Because of the popularity of the 3D tomography machine in 2016, community fundraising immediately began to take place to secure a second machine. Unfortunately, a robust effort to raise funds – including from Sutter Health’s own employees – still left a shortfall. This year, the Gewekes learned of the gap and the family committed to a generous $75,000 donation to complete the fundraising need and facilitate the purchase.

And while for some, basking in a heroic glory might be tempting, to this family the priority is their mission: caring for women. Larry’s daughter, Nancy, says the commitment is simply everything their dad taught them about business and about community, now coming full circle.

“Our father always taught us how important it is to give back,” Nancy said. “Helping these wonderful women in our community has been a great gift to us as well.”

Lisa Hume, director of philanthropy for Sutter Health in the valley area, agrees. “They believe so much in their mission and the partnership with Sutter Health,” she said. “Our free mammograms throughout the month of October (to all uninsured or underinsured women) complement perfectly the services that the Geweke’s Pink October events offer and their mission.”

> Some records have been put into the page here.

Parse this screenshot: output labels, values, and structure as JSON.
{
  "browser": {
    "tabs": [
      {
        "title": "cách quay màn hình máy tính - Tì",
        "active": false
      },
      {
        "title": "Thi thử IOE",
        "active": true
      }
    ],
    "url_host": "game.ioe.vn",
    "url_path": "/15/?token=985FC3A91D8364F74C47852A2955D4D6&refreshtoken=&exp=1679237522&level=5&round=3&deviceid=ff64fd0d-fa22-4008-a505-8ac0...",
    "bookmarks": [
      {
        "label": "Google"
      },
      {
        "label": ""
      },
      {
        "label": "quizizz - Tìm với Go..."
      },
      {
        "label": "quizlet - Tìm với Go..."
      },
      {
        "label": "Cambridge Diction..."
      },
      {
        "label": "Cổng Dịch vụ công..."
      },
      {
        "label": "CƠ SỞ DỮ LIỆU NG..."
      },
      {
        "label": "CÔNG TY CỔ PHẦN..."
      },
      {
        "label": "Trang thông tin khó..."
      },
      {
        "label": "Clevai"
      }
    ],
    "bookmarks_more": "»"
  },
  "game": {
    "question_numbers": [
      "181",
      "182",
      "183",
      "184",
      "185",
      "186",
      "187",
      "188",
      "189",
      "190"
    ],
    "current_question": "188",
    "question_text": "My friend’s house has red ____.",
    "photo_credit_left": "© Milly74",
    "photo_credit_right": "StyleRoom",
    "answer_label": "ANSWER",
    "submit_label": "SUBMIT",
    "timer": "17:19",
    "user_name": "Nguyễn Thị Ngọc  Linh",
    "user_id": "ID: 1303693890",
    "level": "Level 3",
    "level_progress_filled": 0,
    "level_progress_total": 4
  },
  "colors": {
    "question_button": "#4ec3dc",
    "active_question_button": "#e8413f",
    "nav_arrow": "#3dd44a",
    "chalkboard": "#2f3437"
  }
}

3D mammography offers 27 percent greater sensitivity than standard mammography, giving physicians the ability to detect cancerous tumors within the breast sooner. This is especially important for women in their 30s and 40s who have a family history of cancer.

Michael Stemen, manager for Sutter Imaging in Yuba City, said the 3D machine works more effectively than the 2D one normally used for mammograms. He compares the machine to taking pictures that are sliced like cheese – giving the radiologist a better look in the breast tissue for nodules, masses, or tumors. The 2D machine, he said, takes front and side views.